Uskup Suharyo menuturkan sila-sila Pancasila merupakan bagian dari ideologi bangsa, oleh sebab itu setiap pandangan diterjemahkan menjadi gagasan-gagasan yang kongkrit, yang kemudian membangun orientasi yang konsisten.
"Yang tidak akan jadi apa-apa kalau tidak diterjemahkan menjadi gagasan-gagasan yang kongkrit. Nah, dari ideologi diterjemahkan menjadi gagasan-gagasan, diterjemahkan menjadi gerakan dan diharapkan gerakan yang dibangun akan membangun habitus artinya orientasi yang konsisten," paparnya.
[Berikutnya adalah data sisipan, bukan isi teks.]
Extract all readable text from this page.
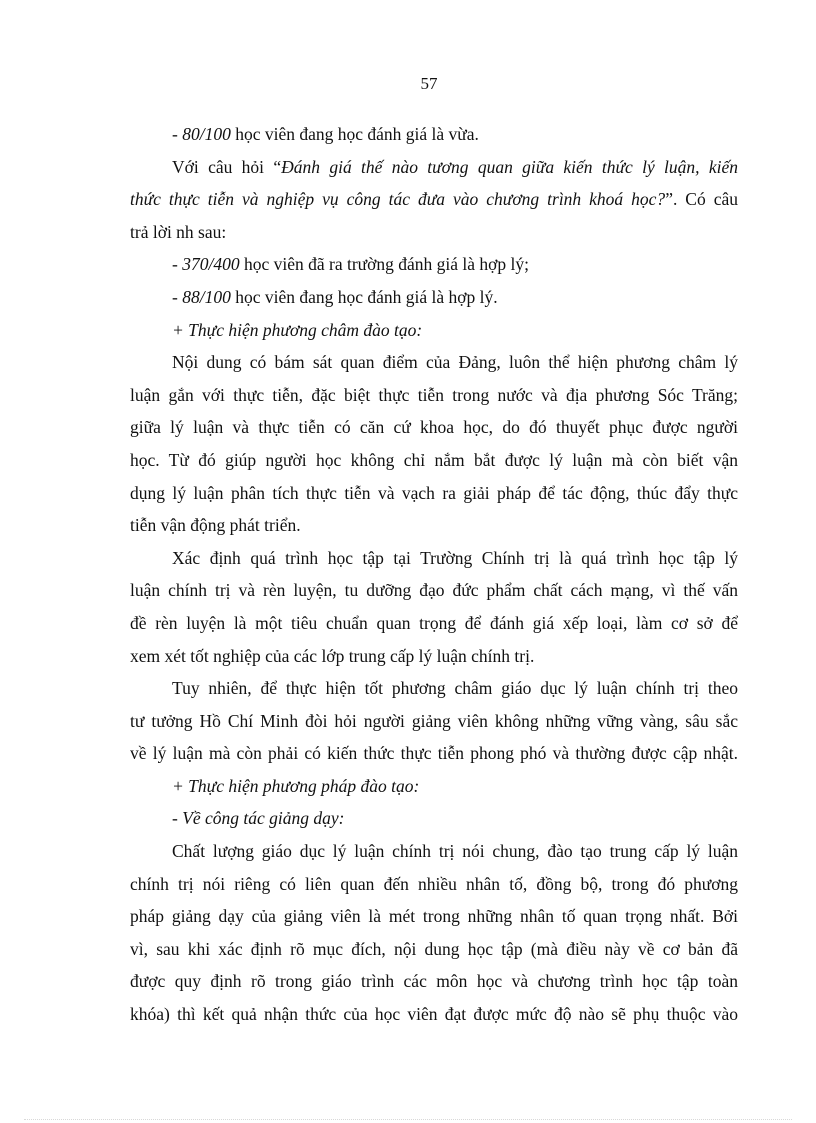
57
- 80/100 học viên đang học đánh giá là vừa.
Với câu hỏi “Đánh giá thế nào tương quan giữa kiến thức lý luận, kiến
thức thực tiễn và nghiệp vụ công tác đưa vào chương trình khoá học?”. Có câu
trả lời nh sau:
- 370/400 học viên đã ra trường đánh giá là hợp lý;
- 88/100 học viên đang học đánh giá là hợp lý.
+ Thực hiện phương châm đào tạo:
Nội dung có bám sát quan điểm của Đảng, luôn thể hiện phương châm lý
luận gắn với thực tiễn, đặc biệt thực tiễn trong nước và địa phương Sóc Trăng;
giữa lý luận và thực tiễn có căn cứ khoa học, do đó thuyết phục được người
học. Từ đó giúp người học không chỉ nắm bắt được lý luận mà còn biết vận
dụng lý luận phân tích thực tiễn và vạch ra giải pháp để tác động, thúc đẩy thực
tiễn vận động phát triển.
Xác định quá trình học tập tại Trường Chính trị là quá trình học tập lý
luận chính trị và rèn luyện, tu dưỡng đạo đức phẩm chất cách mạng, vì thế vấn
đề rèn luyện là một tiêu chuẩn quan trọng để đánh giá xếp loại, làm cơ sở để
xem xét tốt nghiệp của các lớp trung cấp lý luận chính trị.
Tuy nhiên, để thực hiện tốt phương châm giáo dục lý luận chính trị theo
tư tưởng Hồ Chí Minh đòi hỏi người giảng viên không những vững vàng, sâu sắc
về lý luận mà còn phải có kiến thức thực tiễn phong phó và thường được cập nhật.
+ Thực hiện phương pháp đào tạo:
- Về công tác giảng dạy:
Chất lượng giáo dục lý luận chính trị nói chung, đào tạo trung cấp lý luận
chính trị nói riêng có liên quan đến nhiều nhân tố, đồng bộ, trong đó phương
pháp giảng dạy của giảng viên là mét trong những nhân tố quan trọng nhất. Bởi
vì, sau khi xác định rõ mục đích, nội dung học tập (mà điều này về cơ bản đã
được quy định rõ trong giáo trình các môn học và chương trình học tập toàn
khóa) thì kết quả nhận thức của học viên đạt được mức độ nào sẽ phụ thuộc vào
Kemudian, dirinya memaparkan untuk tahun ketiga terkait persatuan bangsa diberikan penanda yakni lambang Bunda Maria, bunda segala suku yang mana dalam penanda itu pada dada Bunda Maria ada lambang Garuda Pancasila, kemudian selubung yang dikenakan berwarna merah putih dan di atas mahkota ada gambar nusantara.
"Di dunia tidak ada. Dengan cara itu kami berharap umat Khatolik sungguh-sungguh berusaha untuk menjadi warga negara yang baik berdasarkan inspirasi dari umat Khatolik itu," sebut Uskup Suharyo.